House prices in Guelph will continue to rise, Chris Bisson told a room full of real estate agents, mortgage brokers, real estate lawyers and clients at the Guelph Real Estate Pulse Conference this week.


“Homes in Guelph have always had good resale value and that’s not going to change any time soon,” said Bisson, president of The Mortgage Centre and organizer of the Tuesday evening conference.


Bisson also said over the last 45 years, homes in Guelph have consistently increased in value by almost seven per cent a year. He said big price swings in Toronto and Vancouver skew all the averages and have lead some analysts to conclude Guelph’s record is a “bubble.”


“Good things happen in Guelph,” Bisson said. “That’s why that (annual price growth) number is not outrageous.”


In his address Tuesday, Bisson also predicted “interest rates will be the same in 2014 for variable and fixed.”

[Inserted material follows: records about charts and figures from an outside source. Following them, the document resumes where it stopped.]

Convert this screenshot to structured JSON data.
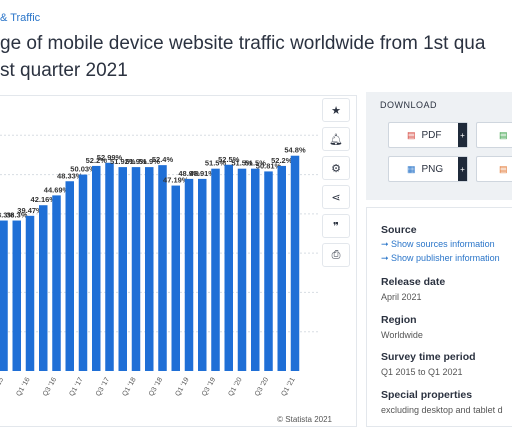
{
  "breadcrumb": "& Traffic",
  "title_line1": "ge of mobile device website traffic worldwide from 1st qua",
  "title_line2": "st quarter 2021",
  "toolbar": {
    "icons": [
      "star-icon",
      "bell-icon",
      "gear-icon",
      "share-icon",
      "quote-icon",
      "print-icon"
    ]
  },
  "download": {
    "title": "DOWNLOAD",
    "pdf_label": "PDF",
    "png_label": "PNG",
    "plus": "+"
  },
  "info": {
    "source_title": "Source",
    "source_link1": "➞ Show sources information",
    "source_link2": "➞ Show publisher information",
    "release_title": "Release date",
    "release_value": "April 2021",
    "region_title": "Region",
    "region_value": "Worldwide",
    "survey_title": "Survey time period",
    "survey_value": "Q1 2015 to Q1 2021",
    "special_title": "Special properties",
    "special_value": "excluding desktop and tablet d"
  },
  "copyright": "© Statista 2021",
  "chart_data": {
    "type": "bar",
    "color": "#1f6fd6",
    "ylim": [
      0,
      70
    ],
    "grid": true,
    "values": [
      35.5,
      38.3,
      38.3,
      39.5,
      42.2,
      44.7,
      48.3,
      50.0,
      52.2,
      53.0,
      51.9,
      51.9,
      51.9,
      52.4,
      47.2,
      48.9,
      48.9,
      51.5,
      52.5,
      51.5,
      51.5,
      50.8,
      52.2,
      54.8
    ],
    "labels": [
      "35%",
      "38.3%",
      "38.3%",
      "39.47%",
      "42.16%",
      "44.69%",
      "48.33%",
      "50.03%",
      "52.2%",
      "52.99%",
      "51.92%",
      "51.9%",
      "51.9%",
      "52.4%",
      "47.19%",
      "48.9%",
      "48.91%",
      "51.5%",
      "52.5%",
      "51.5%",
      "51.5%",
      "50.81%",
      "52.2%",
      "54.8%"
    ],
    "ticks": [
      "Q3 '15",
      "Q1 '16",
      "Q3 '16",
      "Q1 '17",
      "Q3 '17",
      "Q1 '18",
      "Q3 '18",
      "Q1 '19",
      "Q3 '19",
      "Q1 '20",
      "Q3 '20",
      "Q1 '21"
    ]
  }
}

Inflation drives interest rates, Bisson said, as he gave a rudimentary Global Economics 101 primer to explain why there’s such a rosy outlook here even though other countries continue to fight high inflation and low job recovery after the recession of 2008.


China’s economy is booming, for example, and while rapid growth often drives inflation upwards, China’s growth is coming from other countries, Bisson said. While devastating to those impacted economies — Mexico is particularly hard hit by China’s growth — the net effect for the global economy is unchanged.


Bisson said the United States — another global economic game-changer — is recovering from the recession because it invested in infrastructure when the dollar was strong.


“As a result, they are more productive and are seeing growth at two or three per cent. We can’t forget that seven million people lost their jobs in the U.S. It will take a long time for the country to get back to the 6.1 per cent unemployment rate. But it’s steady,” he said.


“Compare that to Europe, where unemployment continues to rise,” he said.


The price of oil also affects inflation, but oil is at $115 a barrel, which is the same price as 2008 before the recession. For these reasons, Bisson predicted mortgage rates would remain at three per cent for a five-year fixed.


Lloyd Longfield, president of the Guelph Chamber of Commerce, and Guelph Mayor Karen Farbridge also spoke at the event Tuesday — about the city’s economic outlook and growth plans as they relate to real estate.


Farbridge said the Places to Grow legislation has caused the city to re-examine its growth strategy. As a result, it has updated its official plan, downtown secondary plan, and transit hub.


Four commercial nodes in the north, south, east and west will anchor commerce in residential subdivisions with intensification along the key corridors.


She said development of the site of the Guelph Correctional Facility on York Road, now referred to as the Guelph Innovation District, will have a huge impact on the future of Guelph. The property is about 1,000 acres (436 hectares) which is larger than the University of Guelph campus’s 817 acres (330 hectares).


“You can see the size of it,” she said pointing to a map of the city. “It will be a key part of our future.”


Longfield said the city’s growth plan will add 55,000 more people and 31,000 more jobs.


“Our job at the Chamber is to position ourselves to make that happen,” he said.


Innovation Guelph, an offshoot of the Chamber of Commerce, is helping local businesses expand their products and markets.


Longfield said Guelph is also gaining a reputation as being a centre for water technology and solar technology, and has an arts centre.


“We’re lucky in Guelph. Now, we have to get this all working for us.”